A sales tax audit occurs when a state or government agency reviews a private company’s accounting information. The agency will send an auditor to the company and complete a review of accounting and business information. This review may also include a review of sales tax returns sent to the agency by the company. Finding discrepancies is typically the purpose of the audit.

Initial Contact and Planning

The sales tax agency typically sends a notice to alert companies of upcoming audits. The audit will often last several days; in some cases, an entire week may be necessary depending on the company’s size. The agency will indicate how many months or years the agency will audit for sales tax collections.

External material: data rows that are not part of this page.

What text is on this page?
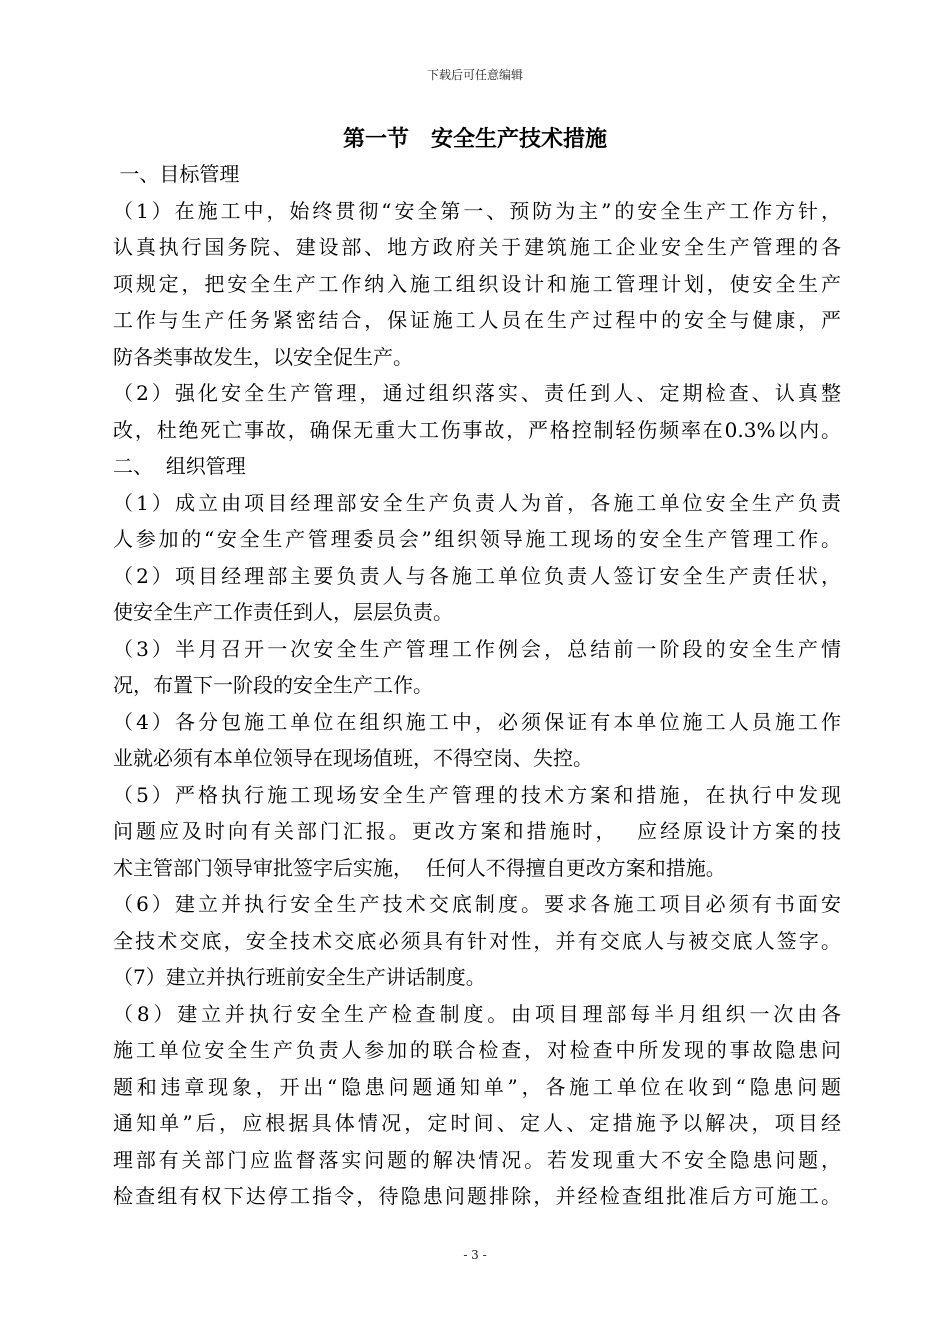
下载后可任意编辑
第一节　安全生产技术措施
一、目标管理
（1）在施工中，始终贯彻“安全第一、预防为主”的安全生产工作方针，
认真执行国务院、建设部、地方政府关于建筑施工企业安全生产管理的各
项规定，把安全生产工作纳入施工组织设计和施工管理计划，使安全生产
工作与生产任务紧密结合，保证施工人员在生产过程中的安全与健康，严
防各类事故发生，以安全促生产。
（2）强化安全生产管理，通过组织落实、责任到人、定期检查、认真整
改，杜绝死亡事故，确保无重大工伤事故，严格控制轻伤频率在0.3%以内。
二、  组织管理
（1）成立由项目经理部安全生产负责人为首，各施工单位安全生产负责
人参加的“安全生产管理委员会”组织领导施工现场的安全生产管理工作。
（2）项目经理部主要负责人与各施工单位负责人签订安全生产责任状，
使安全生产工作责任到人，层层负责。
（3）半月召开一次安全生产管理工作例会，总结前一阶段的安全生产情
况，布置下一阶段的安全生产工作。
（4）各分包施工单位在组织施工中，必须保证有本单位施工人员施工作
业就必须有本单位领导在现场值班，不得空岗、失控。
（5）严格执行施工现场安全生产管理的技术方案和措施，在执行中发现
问题应及时向有关部门汇报。更改方案和措施时，  应经原设计方案的技
术主管部门领导审批签字后实施，  任何人不得擅自更改方案和措施。
（6）建立并执行安全生产技术交底制度。要求各施工项目必须有书面安
全技术交底，安全技术交底必须具有针对性，并有交底人与被交底人签字。
（7）建立并执行班前安全生产讲话制度。
（8）建立并执行安全生产检查制度。由项目理部每半月组织一次由各
施工单位安全生产负责人参加的联合检查，对检查中所发现的事故隐患问
题和违章现象，开出“隐患问题通知单”，各施工单位在收到“隐患问题
通知单”后，应根据具体情况，定时间、定人、定措施予以解决，项目经
理部有关部门应监督落实问题的解决情况。若发现重大不安全隐患问题，
检查组有权下达停工指令，待隐患问题排除，并经检查组批准后方可施工。
- 3 -
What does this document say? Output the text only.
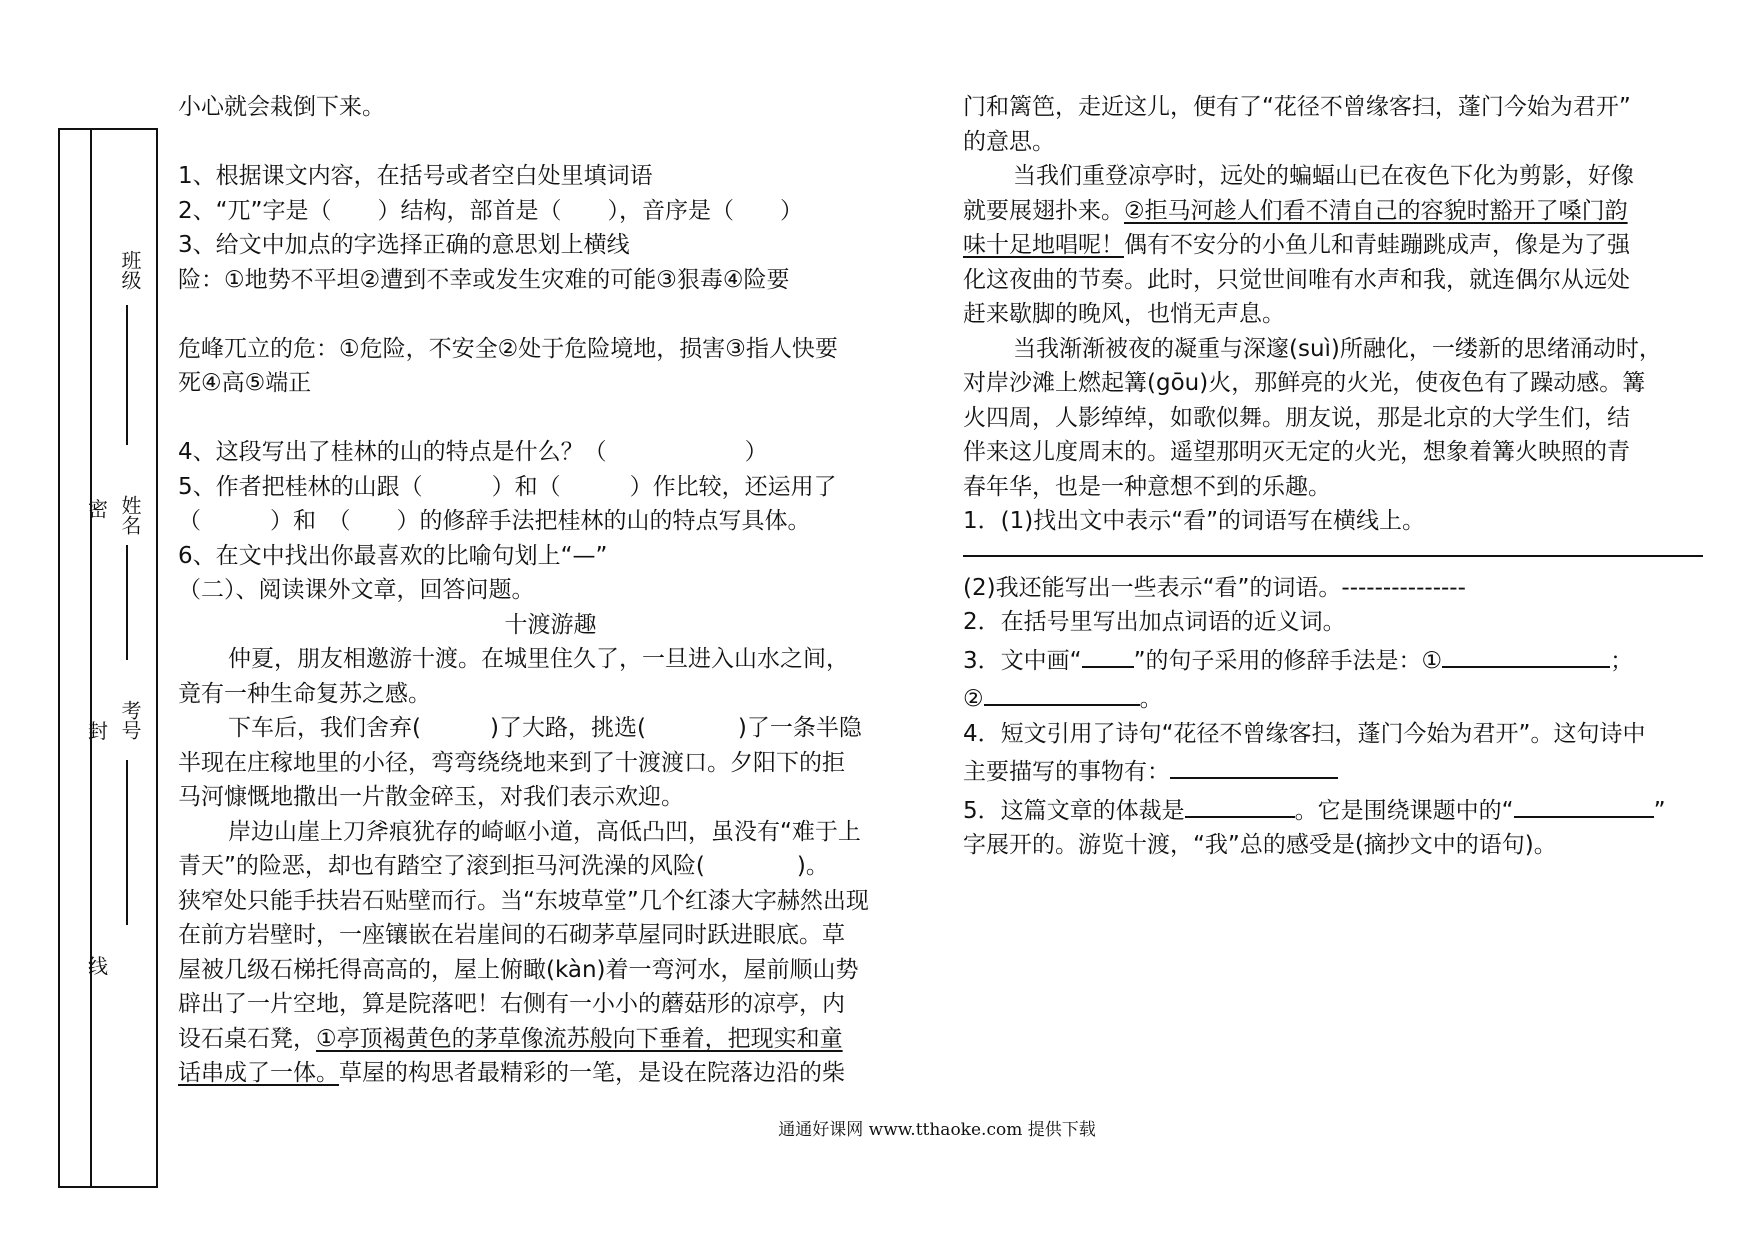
班级
姓名
考号
密
封
线

小心就会栽倒下来。

1、根据课文内容，在括号或者空白处里填词语

2、“兀”字是（　　）结构，部首是（　　），音序是（　　）

3、给文中加点的字选择正确的意思划上横线

险：①地势不平坦②遭到不幸或发生灾难的可能③狠毒④险要

危峰兀立的危：①危险，不安全②处于危险境地，损害③指人快要

死④高⑤端正

4、这段写出了桂林的山的特点是什么？（　　　　　　）

5、作者把桂林的山跟（　　　）和（　　　）作比较，还运用了

（　　　）和　（　　）的修辞手法把桂林的山的特点写具体。

6、在文中找出你最喜欢的比喻句划上“—”

（二）、阅读课外文章，回答问题。

十渡游趣

仲夏，朋友相邀游十渡。在城里住久了，一旦进入山水之间，

竟有一种生命复苏之感。

下车后，我们舍弃(　　　)了大路，挑选(　　　　)了一条半隐

半现在庄稼地里的小径，弯弯绕绕地来到了十渡渡口。夕阳下的拒

马河慷慨地撒出一片散金碎玉，对我们表示欢迎。

岸边山崖上刀斧痕犹存的崎岖小道，高低凸凹，虽没有“难于上

青天”的险恶，却也有踏空了滚到拒马河洗澡的风险(　　　　)。

狭窄处只能手扶岩石贴壁而行。当“东坡草堂”几个红漆大字赫然出现

在前方岩壁时，一座镶嵌在岩崖间的石砌茅草屋同时跃进眼底。草

屋被几级石梯托得高高的，屋上俯瞰(kàn)着一弯河水，屋前顺山势

辟出了一片空地，算是院落吧！右侧有一小小的蘑菇形的凉亭，内

设石桌石凳，①亭顶褐黄色的茅草像流苏般向下垂着，把现实和童

话串成了一体。草屋的构思者最精彩的一笔，是设在院落边沿的柴

门和篱笆，走近这儿，便有了“花径不曾缘客扫，蓬门今始为君开”

的意思。

当我们重登凉亭时，远处的蝙蝠山已在夜色下化为剪影，好像

就要展翅扑来。②拒马河趁人们看不清自己的容貌时豁开了嗓门韵

味十足地唱呢！偶有不安分的小鱼儿和青蛙蹦跳成声，像是为了强

化这夜曲的节奏。此时，只觉世间唯有水声和我，就连偶尔从远处

赶来歇脚的晚风，也悄无声息。

当我渐渐被夜的凝重与深邃(suì)所融化，一缕新的思绪涌动时，

对岸沙滩上燃起篝(gōu)火，那鲜亮的火光，使夜色有了躁动感。篝

火四周，人影绰绰，如歌似舞。朋友说，那是北京的大学生们，结

伴来这儿度周末的。遥望那明灭无定的火光，想象着篝火映照的青

春年华，也是一种意想不到的乐趣。

1．(1)找出文中表示“看”的词语写在横线上。

(2)我还能写出一些表示“看”的词语。---------------

2．在括号里写出加点词语的近义词。

3．文中画“ ”的句子采用的修辞手法是：①	；

②	。

4．短文引用了诗句“花径不曾缘客扫，蓬门今始为君开”。这句诗中

主要描写的事物有：

5．这篇文章的体裁是	。它是围绕课题中的“	”

字展开的。游览十渡，“我”总的感受是(摘抄文中的语句)。

通通好课网 www.tthaoke.com 提供下载
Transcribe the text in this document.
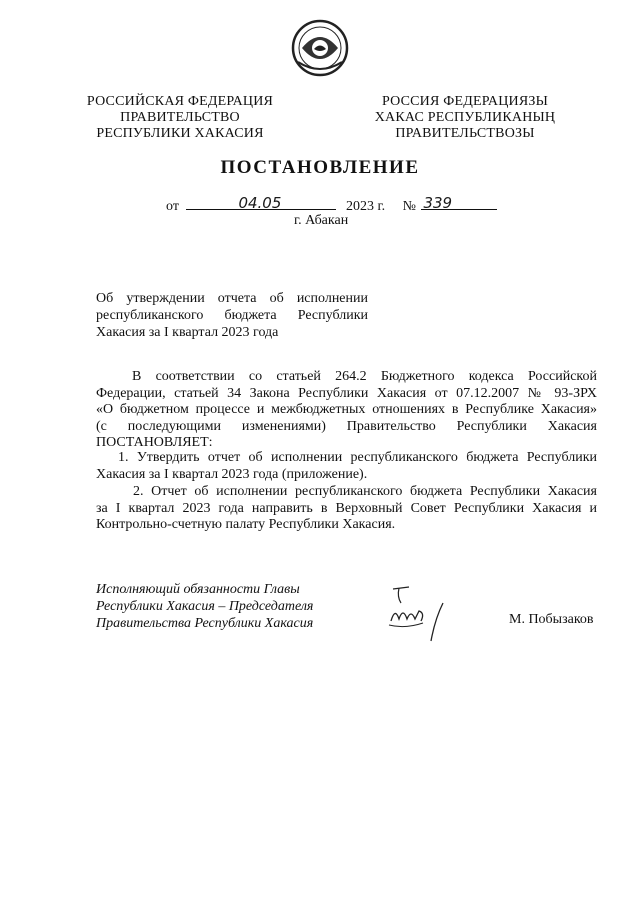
РОССИЙСКАЯ ФЕДЕРАЦИЯ
ПРАВИТЕЛЬСТВО
РЕСПУБЛИКИ ХАКАСИЯ
РОССИЯ ФЕДЕРАЦИЯЗЫ
ХАКАС РЕСПУБЛИКАНЫҢ
ПРАВИТЕЛЬСТВОЗЫ
ПОСТАНОВЛЕНИЕ
от	04.05	2023 г. № 339
г. Абакан
Об утверждении отчета об исполнении
республиканского бюджета Республики
Хакасия за I квартал 2023 года
В соответствии со статьей 264.2 Бюджетного кодекса Российской
Федерации, статьей 34 Закона Республики Хакасия от 07.12.2007 № 93-ЗРХ
«О бюджетном процессе и межбюджетных отношениях в Республике Хакасия»
(с последующими изменениями) Правительство Республики Хакасия
ПОСТАНОВЛЯЕТ:
1. Утвердить отчет об исполнении республиканского бюджета Республики
Хакасия за I квартал 2023 года (приложение).
2. Отчет об исполнении республиканского бюджета Республики Хакасия
за I квартал 2023 года направить в Верховный Совет Республики Хакасия и
Контрольно-счетную палату Республики Хакасия.
Исполняющий обязанности Главы
Республики Хакасия – Председателя
Правительства Республики Хакасия	М. Побызаков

The company will usually gather this information and place it in a location where auditors can comb through the documents while on site.

Stage I Procedures

Sales tax audits often have two stages. First, the audit will compare sales tax returns filed with historical sales information from the general ledger. Bank deposits, sales tax payable records, federal tax returns and procurement documents may all be part of this process. The purpose of this stage is to ensure the returns initially filed with the sales tax agency are accurate and include all sales for the given time period.

Stage II Procedures

The second audit stage may occur at the same time as the first or at a later date. The auditor uses this stage to review additional information relating to sales tax returns. Exemption certificates, state nexus agreements, resale certificates, sales tax licenses and similar information are under review. This proves the company follows all state laws and mandates in accordance to sales tax laws. Additional samples relating to current sales and tax calculations are also under review here.

Audit Findings

Auditors will usually prepare a fieldwork statement that provides a brief look into the sales tax audit. A formal letter is necessary to provide an official statement on the company’s sales tax procedures. This formal letter comes directly from the state agency and either provides a statement of approval or request to remit unpaid taxes, along with penalties and fees. Though a company can dispute the findings, states do not have to change the findings based on this commentary.